The base fluid according to any of the stimulation fluids can
include water. The water according to any embodiment can be
selected from the group consisting of freshwater, brackish water,
saltwater, produced water, and any combination thereof. The base
fluid can include dissolved solids, for example, water-soluble
salts. The salt can be selected from the group consisting of sodium
chloride, calcium chloride, calcium bromide, potassium chloride,
potassium bromide, magnesium chloride, sodium bromide, cesium
formate, cesium acetate, and any combination thereof. The total
dissolved solids in the base fluid according to any of the
stimulation fluids can be in the range from 500 to 300,000 mg/L of
the water.
[0027] The fracturing fluid can also include proppant. In a
fracture acidizing operation, the acidizing fluid can also include
proppant. As used herein, the term "proppant" means a multitude of
solid, insoluble particles. The proppant can be naturally
occurring, such as sand, or synthetic, such as a high-strength
ceramic. Suitable proppant materials include, but are not limited
to, sand (silica), walnut shells, sintered bauxite, glass beads,
plastics, nylons, resins, other synthetic materials, and ceramic
materials. Mixtures of different types of proppant can be used as
well. The concentration of proppant in a fracturing fluid can be in
any concentration known in the art, and preferably will be in the
range of from about 0.01 kilograms to about 3 kilograms of proppant
per liter of the base fluid (about 0.1 lb/gal to about 25 lb/gal).

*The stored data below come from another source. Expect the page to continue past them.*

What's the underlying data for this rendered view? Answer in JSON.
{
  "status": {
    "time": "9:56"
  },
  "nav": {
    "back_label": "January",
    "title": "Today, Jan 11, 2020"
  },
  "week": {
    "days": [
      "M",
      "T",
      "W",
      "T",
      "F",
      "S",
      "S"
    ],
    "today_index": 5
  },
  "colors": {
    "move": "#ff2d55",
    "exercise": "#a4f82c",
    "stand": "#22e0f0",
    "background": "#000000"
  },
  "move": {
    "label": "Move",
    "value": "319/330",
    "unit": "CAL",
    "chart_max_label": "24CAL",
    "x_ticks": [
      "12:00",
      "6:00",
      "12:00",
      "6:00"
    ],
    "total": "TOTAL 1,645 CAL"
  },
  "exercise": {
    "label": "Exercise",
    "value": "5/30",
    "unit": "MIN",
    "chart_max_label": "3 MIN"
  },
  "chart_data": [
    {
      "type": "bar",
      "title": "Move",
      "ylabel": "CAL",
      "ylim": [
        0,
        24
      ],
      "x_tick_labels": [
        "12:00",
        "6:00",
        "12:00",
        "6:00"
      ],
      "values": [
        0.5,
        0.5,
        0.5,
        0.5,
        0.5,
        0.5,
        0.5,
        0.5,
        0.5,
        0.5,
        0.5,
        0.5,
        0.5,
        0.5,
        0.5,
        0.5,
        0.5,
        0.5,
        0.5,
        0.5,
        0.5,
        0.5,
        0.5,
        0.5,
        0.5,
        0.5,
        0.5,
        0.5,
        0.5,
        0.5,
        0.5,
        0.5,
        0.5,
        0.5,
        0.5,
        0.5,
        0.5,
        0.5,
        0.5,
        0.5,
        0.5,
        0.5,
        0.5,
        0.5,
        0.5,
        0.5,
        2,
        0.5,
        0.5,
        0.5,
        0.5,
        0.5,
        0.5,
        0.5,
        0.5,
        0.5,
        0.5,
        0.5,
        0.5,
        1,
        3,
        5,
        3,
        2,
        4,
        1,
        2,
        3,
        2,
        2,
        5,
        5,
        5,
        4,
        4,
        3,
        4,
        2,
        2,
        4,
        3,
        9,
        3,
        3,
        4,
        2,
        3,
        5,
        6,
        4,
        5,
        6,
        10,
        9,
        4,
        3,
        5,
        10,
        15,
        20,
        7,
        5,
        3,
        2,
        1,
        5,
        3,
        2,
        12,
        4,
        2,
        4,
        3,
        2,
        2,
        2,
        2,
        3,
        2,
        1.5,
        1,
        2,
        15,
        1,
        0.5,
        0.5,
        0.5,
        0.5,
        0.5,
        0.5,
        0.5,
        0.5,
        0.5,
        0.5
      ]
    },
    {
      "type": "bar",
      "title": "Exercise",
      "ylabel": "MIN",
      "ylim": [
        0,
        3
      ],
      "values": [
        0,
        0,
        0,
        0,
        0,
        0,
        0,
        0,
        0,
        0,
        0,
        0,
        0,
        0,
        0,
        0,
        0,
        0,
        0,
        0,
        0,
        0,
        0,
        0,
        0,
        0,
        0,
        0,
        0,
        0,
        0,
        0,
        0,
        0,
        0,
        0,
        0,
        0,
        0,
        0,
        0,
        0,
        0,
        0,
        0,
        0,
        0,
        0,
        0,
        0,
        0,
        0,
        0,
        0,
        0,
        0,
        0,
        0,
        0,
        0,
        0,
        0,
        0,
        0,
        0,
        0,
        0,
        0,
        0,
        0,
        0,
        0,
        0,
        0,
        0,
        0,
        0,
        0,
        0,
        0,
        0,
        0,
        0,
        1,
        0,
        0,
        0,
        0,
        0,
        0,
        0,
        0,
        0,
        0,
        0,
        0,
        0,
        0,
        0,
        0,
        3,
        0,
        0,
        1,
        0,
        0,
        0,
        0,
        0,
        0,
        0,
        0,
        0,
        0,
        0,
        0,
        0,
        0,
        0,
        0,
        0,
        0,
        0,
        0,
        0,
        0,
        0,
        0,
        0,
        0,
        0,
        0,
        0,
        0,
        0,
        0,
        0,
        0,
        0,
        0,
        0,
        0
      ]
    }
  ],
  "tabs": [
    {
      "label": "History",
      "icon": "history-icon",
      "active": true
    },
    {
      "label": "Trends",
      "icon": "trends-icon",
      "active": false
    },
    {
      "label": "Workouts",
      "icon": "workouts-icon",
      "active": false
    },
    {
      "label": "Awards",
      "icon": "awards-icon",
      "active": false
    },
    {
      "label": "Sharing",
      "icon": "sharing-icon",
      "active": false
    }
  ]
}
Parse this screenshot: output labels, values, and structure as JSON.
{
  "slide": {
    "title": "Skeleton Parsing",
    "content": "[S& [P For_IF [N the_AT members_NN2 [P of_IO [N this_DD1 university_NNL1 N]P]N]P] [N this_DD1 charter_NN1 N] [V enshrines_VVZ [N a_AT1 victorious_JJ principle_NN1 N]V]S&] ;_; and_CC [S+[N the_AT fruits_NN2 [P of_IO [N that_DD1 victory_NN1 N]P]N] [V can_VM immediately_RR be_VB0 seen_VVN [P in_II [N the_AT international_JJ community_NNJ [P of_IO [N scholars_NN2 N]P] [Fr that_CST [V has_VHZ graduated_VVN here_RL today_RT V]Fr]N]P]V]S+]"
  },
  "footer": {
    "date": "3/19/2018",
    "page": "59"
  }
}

The size, sphericity, and strength of the proppant can be selected
based on the actual subterranean formation conditions to be
encountered during the fracturing operation.
[0028] Any of the stimulation fluids can be pumped at a desired
flow rate and pressure. The fracturing fluid is preferably pumped
at a flow rate and pressure that is above the fracture pressure of
the subterranean formation in order to create or enhance one or
more fractures. In an embodiment, the fracturing fluid can be
pumped at a flow rate of less than 60 barrels per minute "bpm." The
fracturing fluid can include a cross-linked polymer. The
cross-linked polymer can be a viscosifying agent or gelling agent.
The cross-linked polymer can be selected from guar, xanthan, and
combinations thereof. The cross-linked polymer can be in a
concentration in the range of 10 to 120 "pptg" parts per thousand
gallons of the base fluid or 1.2 g/L to 14.4 g/L.
[0029] In some embodiments, the frac fluid can be slickwater and
pumped at high flow rates greater than 60 bpm. The slickwater
fracturing fluid can include the friction reducer. The friction
reducer can be a non-cross-linked polymer. The non-cross-linked
polymer can be selected from polyacrylamide, derivatives of
polyacrylamide, and copolymers of polyacrylamide (for example,
polyacrylamide copolyacrylic acid), and other water soluble
polymers, such as guar gum, guar gum derivatives, polysaccharides
and derivatives, and cellulose derivatives. Preferably, the
non-cross-linked polymeric friction reducer is polyacrylamide. The
non-cross-linked polymeric friction reducer can be in a
concentration in the range of 0.2 to 10 gallons per thousand
gallons of the base fluid "gpt", or 1 to 8 gpt.
[0030] In some embodiments, the acidizing fluid is part of a
fracture acidizing operation and the acidizing fluid is pumped at a
flow rate and pressure that is above the fracture pressure of the
subterranean formation. In some other embodiments, the acidizing
fluid is part of an acid washing or matrix acidizing operation and
the acidizing fluid is pumped at a flow rate and pressure that is
below the fracture pressure of the subterranean formation.
[0031] The stimulation fluids include the metal silicate. A metal
silicate is a generic name for a compound containing a metal cation
and a silicate anion. The silicate anion consists of silicon and
oxygen. Silicates can include orthosilicate, metasilicate, and
pyrosilicate. The metal silicate can have a molar ratio of
SiO.sub.2:M.sub.2O of 2:1 or above, wherein M is an alkali metal
atom or an alkaline earth metal atom. The metal silicate can have a
molar ratio of SiO.sub.2:M.sub.2O in the range of 2:1 to 2.85:1.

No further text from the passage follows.